Dégustation: Ste-Croix 2006, Domaine de la Roche des Brises

Le cépage Ste-Croix a le privilège d’être le plus planté au Québec, ce qui le rend presque omniprésent dans les vins rouges d’assemblage et donne aussi lieu à quelques vins monocépages qui ont de la couleur et de la substance. (On peut en trouver une liste complète à partir de cette page du site de l’AVQ).

Dans les 100% Ste-Croix, le Domaine de l’île Ronde s’est fait une spécialité de son très bon Saint-Sulpice, tandis que le Domaine Royarnois et le Domaine Clos Sainte-Croix de Dunham produisent aussi des cuvées entièrement dédiées à ce raisin. À La Roche des Brises, à Saint-Joseph-du-Lac, on en fait un vin sec, mais aussi un vin de glace rouge.

S’il offre de la profondeur et de la substance, le Ste-Croix est à manipuler avec un certain soin. Au fil des ans, j’ai goûté plusieurs cuvées marquées par une amertume un peu forte. Extraction excessive? Manque de maturité phénolique? Défaut potentiel de ce cépage rustique? Je n’ai pas poussé l’analyse assez loin pour répondre à cette question, mais le risque guette visiblement le vinificateur au moment de changer le raisin en vin.

Le Ste-Croix 2006 m’a inquiété à ce propos, quand je l’ai ouvert. Au travers de notes fumées, torréfiées, l’amertume se présentait de façon assez prononcée. Et si l’acidité réussissait un tant soit peu à relever le tout, l’ensemble n’était pas tout à fait harmonieux.

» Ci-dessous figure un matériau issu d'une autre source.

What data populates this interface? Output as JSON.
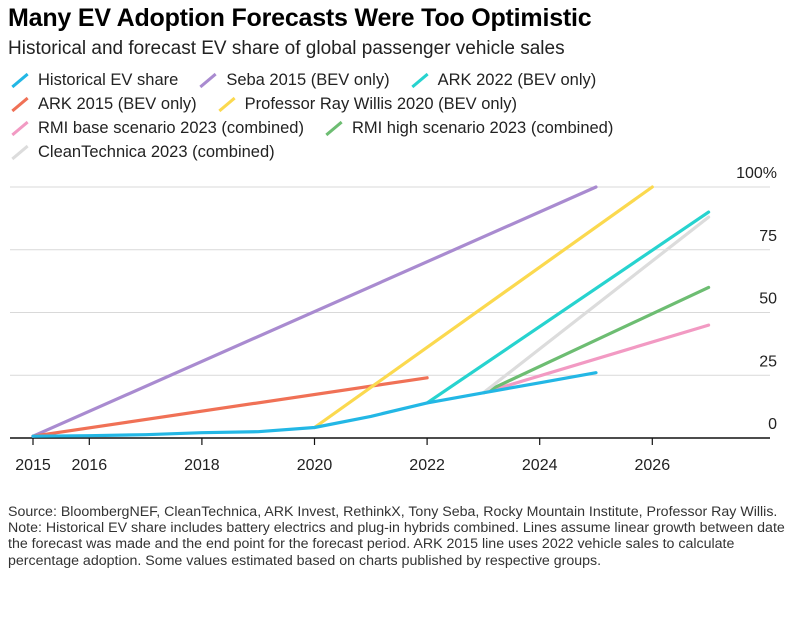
{
  "header": {
    "title": "Many EV Adoption Forecasts Were Too Optimistic",
    "subtitle": "Historical and forecast EV share of global passenger vehicle sales"
  },
  "footer": {
    "source": "Source: BloombergNEF, CleanTechnica, ARK Invest, RethinkX, Tony Seba, Rocky Mountain Institute, Professor Ray Willis.",
    "note": "Note: Historical EV share includes battery electrics and plug-in hybrids combined. Lines assume linear growth between date the forecast was made and the end point for the forecast period. ARK 2015 line uses 2022 vehicle sales to calculate percentage adoption. Some values estimated based on charts published by respective groups."
  },
  "chart_data": {
    "type": "line",
    "title": "Many EV Adoption Forecasts Were Too Optimistic",
    "subtitle": "Historical and forecast EV share of global passenger vehicle sales",
    "xlabel": "",
    "ylabel": "",
    "xlim": [
      2015,
      2027.2
    ],
    "ylim": [
      0,
      100
    ],
    "x_ticks": [
      2015,
      2016,
      2018,
      2020,
      2022,
      2024,
      2026
    ],
    "y_ticks": [
      0,
      25,
      50,
      75,
      100
    ],
    "y_tick_labels": [
      "0",
      "25",
      "50",
      "75",
      "100%"
    ],
    "y_axis_position": "right",
    "grid": "horizontal",
    "legend_placement": "top",
    "series": [
      {
        "name": "Historical EV share",
        "color": "#23b7e5",
        "points": [
          [
            2015,
            0.7
          ],
          [
            2016,
            0.9
          ],
          [
            2017,
            1.3
          ],
          [
            2018,
            2.1
          ],
          [
            2019,
            2.5
          ],
          [
            2020,
            4.2
          ],
          [
            2021,
            8.6
          ],
          [
            2022,
            14
          ],
          [
            2023,
            18
          ],
          [
            2024,
            22
          ],
          [
            2025,
            26
          ]
        ]
      },
      {
        "name": "Seba 2015 (BEV only)",
        "color": "#a98bd0",
        "points": [
          [
            2015,
            0.7
          ],
          [
            2025,
            100
          ]
        ]
      },
      {
        "name": "ARK 2022 (BEV only)",
        "color": "#27d3cf",
        "points": [
          [
            2022,
            14
          ],
          [
            2027,
            90
          ]
        ]
      },
      {
        "name": "ARK 2015 (BEV only)",
        "color": "#f07156",
        "points": [
          [
            2015,
            0.7
          ],
          [
            2022,
            24
          ]
        ]
      },
      {
        "name": "Professor Ray Willis 2020 (BEV only)",
        "color": "#fbd94f",
        "points": [
          [
            2020,
            4.2
          ],
          [
            2026,
            100
          ]
        ]
      },
      {
        "name": "RMI base scenario 2023 (combined)",
        "color": "#f29ac3",
        "points": [
          [
            2023,
            18
          ],
          [
            2027,
            45
          ]
        ]
      },
      {
        "name": "RMI high scenario 2023 (combined)",
        "color": "#6dbd72",
        "points": [
          [
            2023,
            18
          ],
          [
            2027,
            60
          ]
        ]
      },
      {
        "name": "CleanTechnica 2023 (combined)",
        "color": "#dcdcdc",
        "points": [
          [
            2023,
            18
          ],
          [
            2027,
            88
          ]
        ]
      }
    ]
  }
}
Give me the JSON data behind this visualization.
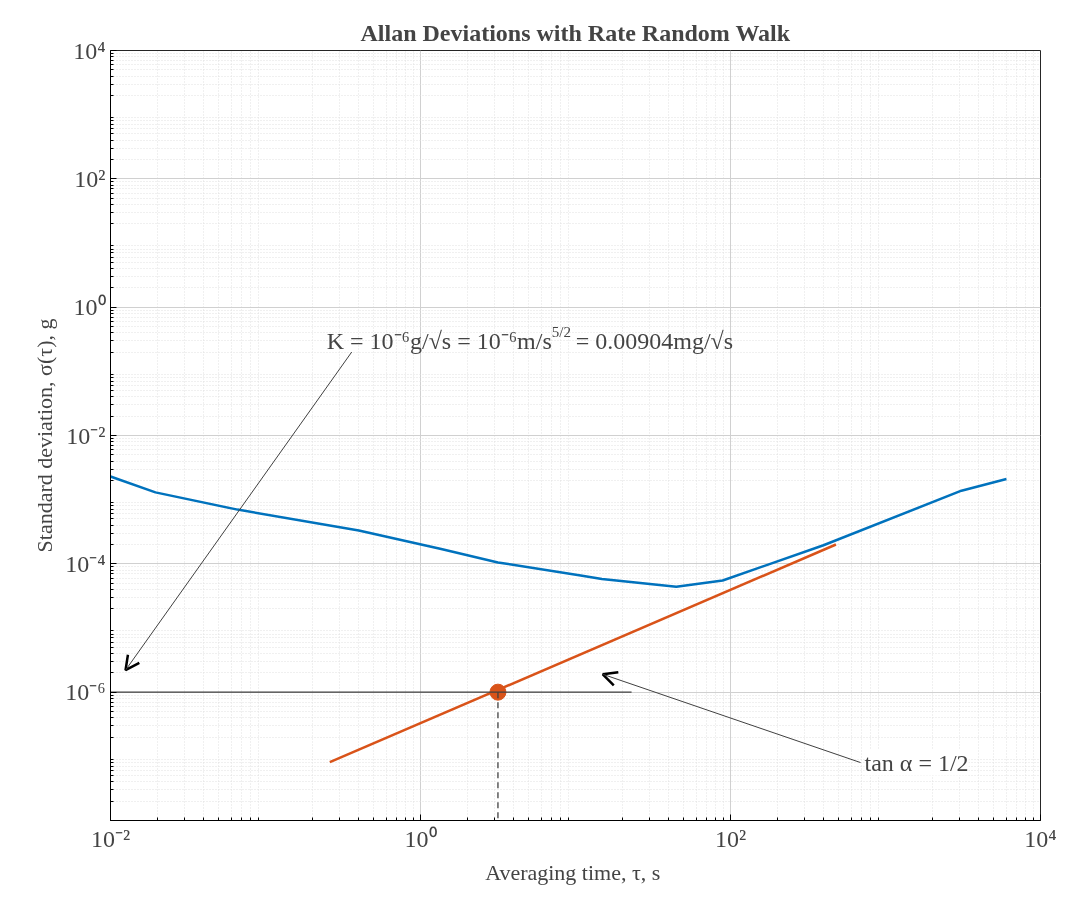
{
  "chart_data": {
    "type": "line",
    "title": "Allan Deviations with Rate Random Walk",
    "xlabel": "Averaging time,  τ, s",
    "ylabel": "Standard deviation, σ(τ), g",
    "log": "xy",
    "grid": true,
    "xlim": [
      0.01,
      10000
    ],
    "xticks": [
      {
        "value": 0.01,
        "label": "10⁻²"
      },
      {
        "value": 1,
        "label": "10⁰"
      },
      {
        "value": 100,
        "label": "10²"
      },
      {
        "value": 10000,
        "label": "10⁴"
      }
    ],
    "ylim": [
      1e-08,
      10000
    ],
    "yticks": [
      {
        "value": 1e-08,
        "label": null
      },
      {
        "value": 1e-06,
        "label": "10⁻⁶"
      },
      {
        "value": 0.0001,
        "label": "10⁻⁴"
      },
      {
        "value": 0.01,
        "label": "10⁻²"
      },
      {
        "value": 1,
        "label": "10⁰"
      },
      {
        "value": 100,
        "label": "10²"
      },
      {
        "value": 10000,
        "label": "10⁴"
      }
    ],
    "series": [
      {
        "color": "#0072bd",
        "x": [
          0.01,
          0.0195,
          0.066,
          0.4,
          1.36,
          3.16,
          10.8,
          14.8,
          44.7,
          89,
          398,
          3090,
          6030
        ],
        "values": [
          0.0023,
          0.0013,
          0.0007,
          0.00033,
          0.00017,
          0.000105,
          6.6e-05,
          5.8e-05,
          4.4e-05,
          5.5e-05,
          0.000195,
          0.00138,
          0.0021
        ]
      },
      {
        "color": "#d95319",
        "x": [
          0.26,
          479
        ],
        "values": [
          8.1e-08,
          0.0002
        ]
      },
      {
        "type": "scatter",
        "color": "#d95319",
        "marker": "circle",
        "x": [
          3.16
        ],
        "values": [
          1e-06
        ]
      },
      {
        "color": "#404040",
        "x": [
          0.01,
          23
        ],
        "values": [
          1e-06,
          1e-06
        ]
      },
      {
        "color": "#404040",
        "line_style": "dashed",
        "x": [
          3.16,
          3.16
        ],
        "values": [
          1e-06,
          1e-08
        ]
      }
    ],
    "annotations": [
      "K = 10⁻⁶g/√s = 10⁻⁶m/s$^{5/2}$ = 0.00904mg/√s",
      "tan α = 1/2"
    ]
  }
}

Or, sur la contre-étiquette, le producteur recommande très sagement un passage en carafe. Avec raison, puisque le lendemain midi, le vin s’était ouvert, des notes de cassis étaient remontées à l’avant-plan, avec un petit côté tomaté, et l’amertume s’était quelque peu calmée. Ce qui donnait alors un vin encore assez dense et concentré, passablement marqué par son passage en chêne, mais nettement plus intégré et que j’aurais bien dégusté avec des grillades. Pour être un brin moléculaire, les éléments fumés et torréfiés semblaient prometteurs avec le grillé d’une viande au barbecue.

Au total, le vin est resté bien agréable à boire sur deux jours, ce qui m’encouragerait à en mettre une bouteille à la cave, pour voir son évolution sur deux ou trois ans. C’est ce que j’avais fait avec le Saint-Sulpice, avec des résultats plutôt convaincants.

Pour moins de 15$, un vin assez réussi, au total. Dont j’ai hâte de voir le millésime 2007, une véritable réussite dans les vignobles québécois.

Dégustation: Le crin blanc 2007, Clos du Roc Noir, Québec

Lors d’un récent passage à Montréal, j’ai profité d’un passage au Marché Jean-Talon pour faire un détour au Marché des saveurs, un des trop rares endroits au Québec où l’on peut trouver une sélection vraiment substantielle de vins, cidres et autres alcools du terroir québécois. Et j’en ai profité pour prendre quelques bouteilles de domaines que je n’avais pas goûté (ou presque pas), comme le Vignoble Carone, La roche des brises ou encore le Clos du Roc Noir.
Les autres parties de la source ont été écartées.